Personal information
- Full name: Herbert Rollins
- Born: 29 December 1899 Dublin, Ireland
- Died: 17 June 1921 (aged 21) Dublin, Ireland
- Batting: Right-handed

Domestic team information
- 1920: Ireland

Career statistics
| Competition | First-class |
| Matches | 1 |
| Runs scored | 11 |
| Batting average | 5.50 |
| 100s/50s | –/– |
| Top score | 8 |
| Balls bowled | 0 |
| Wickets | – |
| Bowling average | – |
| 5 wickets in innings | – |
| 10 wickets in match | – |
| Best bowling | – |
| Catches/stumpings | 1/– |
- Source: Cricinfo, 7 November 2018

= Herbert Rollins =

Irish cricketer

Herbert Rollins (29 December 1899 - 17 June 1921) was an Irish first-class cricketer.

Rollins was born at Dublin in December 1899, where he was educated at St. Andrew's College. He went up to Trinity College, Dublin in 1917, but left the following year to join the newly formed Royal Air Force in the latter stages of World War I. He returned to Trinity College after the war, becoming a member of the Dublin University Cricket Club.
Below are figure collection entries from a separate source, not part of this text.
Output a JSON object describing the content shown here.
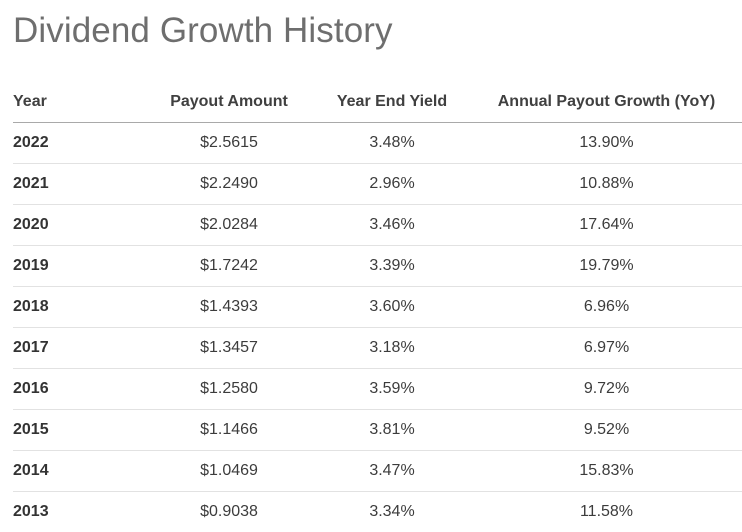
{
  "title": "Dividend Growth History",
  "table": {
    "headers": {
      "year": "Year",
      "payout": "Payout Amount",
      "yield": "Year End Yield",
      "growth": "Annual Payout Growth (YoY)"
    },
    "rows": [
      {
        "year": "2022",
        "payout": "$2.5615",
        "yield": "3.48%",
        "growth": "13.90%"
      },
      {
        "year": "2021",
        "payout": "$2.2490",
        "yield": "2.96%",
        "growth": "10.88%"
      },
      {
        "year": "2020",
        "payout": "$2.0284",
        "yield": "3.46%",
        "growth": "17.64%"
      },
      {
        "year": "2019",
        "payout": "$1.7242",
        "yield": "3.39%",
        "growth": "19.79%"
      },
      {
        "year": "2018",
        "payout": "$1.4393",
        "yield": "3.60%",
        "growth": "6.96%"
      },
      {
        "year": "2017",
        "payout": "$1.3457",
        "yield": "3.18%",
        "growth": "6.97%"
      },
      {
        "year": "2016",
        "payout": "$1.2580",
        "yield": "3.59%",
        "growth": "9.72%"
      },
      {
        "year": "2015",
        "payout": "$1.1466",
        "yield": "3.81%",
        "growth": "9.52%"
      },
      {
        "year": "2014",
        "payout": "$1.0469",
        "yield": "3.47%",
        "growth": "15.83%"
      },
      {
        "year": "2013",
        "payout": "$0.9038",
        "yield": "3.34%",
        "growth": "11.58%"
      }
    ]
  }
}
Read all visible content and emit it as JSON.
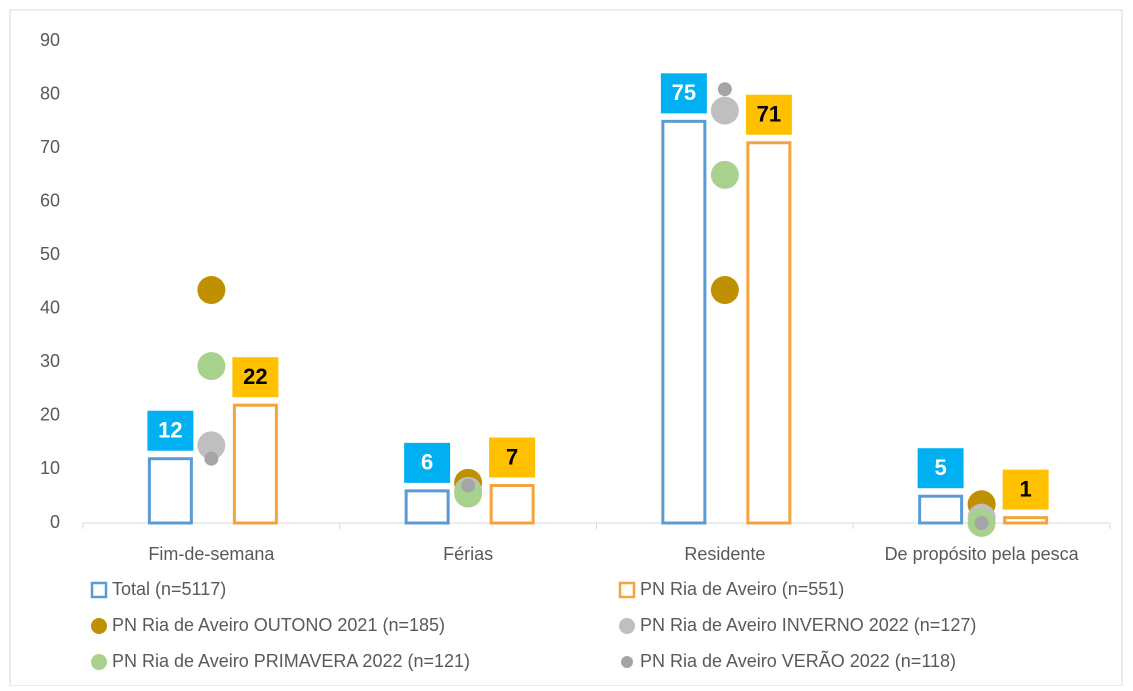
{
  "chart_data": {
    "type": "bar",
    "categories": [
      "Fim-de-semana",
      "Férias",
      "Residente",
      "De propósito pela pesca"
    ],
    "ylim": [
      0,
      90
    ],
    "yticks": [
      0,
      10,
      20,
      30,
      40,
      50,
      60,
      70,
      80,
      90
    ],
    "grid": false,
    "legend": "bottom",
    "series": [
      {
        "name": "Total (n=5117)",
        "type": "bar",
        "color": "#5b9bd5",
        "label_color": "#00b0f0",
        "label_text_color": "#ffffff",
        "values": [
          12,
          6,
          75,
          5
        ]
      },
      {
        "name": "PN Ria de Aveiro (n=551)",
        "type": "bar",
        "color": "#f5a33d",
        "label_color": "#ffc000",
        "label_text_color": "#000000",
        "values": [
          22,
          7,
          71,
          1
        ]
      },
      {
        "name": "PN Ria de Aveiro OUTONO 2021 (n=185)",
        "type": "scatter",
        "color": "#bf9000",
        "marker_size": 14,
        "values": [
          43.5,
          7.5,
          43.5,
          3.5
        ]
      },
      {
        "name": "PN Ria de Aveiro INVERNO 2022 (n=127)",
        "type": "scatter",
        "color": "#bfbfbf",
        "marker_size": 14,
        "values": [
          14.5,
          6,
          77,
          1
        ]
      },
      {
        "name": "PN Ria de Aveiro PRIMAVERA 2022 (n=121)",
        "type": "scatter",
        "color": "#a9d18e",
        "marker_size": 14,
        "values": [
          29.3,
          5.5,
          65,
          0
        ]
      },
      {
        "name": "PN Ria de Aveiro VERÃO 2022 (n=118)",
        "type": "scatter",
        "color": "#a5a5a5",
        "marker_size": 7,
        "values": [
          12,
          7,
          81,
          0
        ]
      }
    ]
  }
}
He made one appearance in first-class cricket for Ireland against Scotland at Edinburgh in 1920. Opening the batting in both of Ireland's innings, he scored 3 runs in their first-innings, before being dismissed by Thomas Watt, while in their second-innings he was dismissed by the same bowler for 8 runs. In just over two seasons playing club cricket for Dublin University, he was able to amass over 1,500 runs. He fell ill with meningitis mid-way through the 1921 cricket season, and died in June of that year from the disease. A scorebox stood in his honour in College Park until it was destroyed by fire in 1963.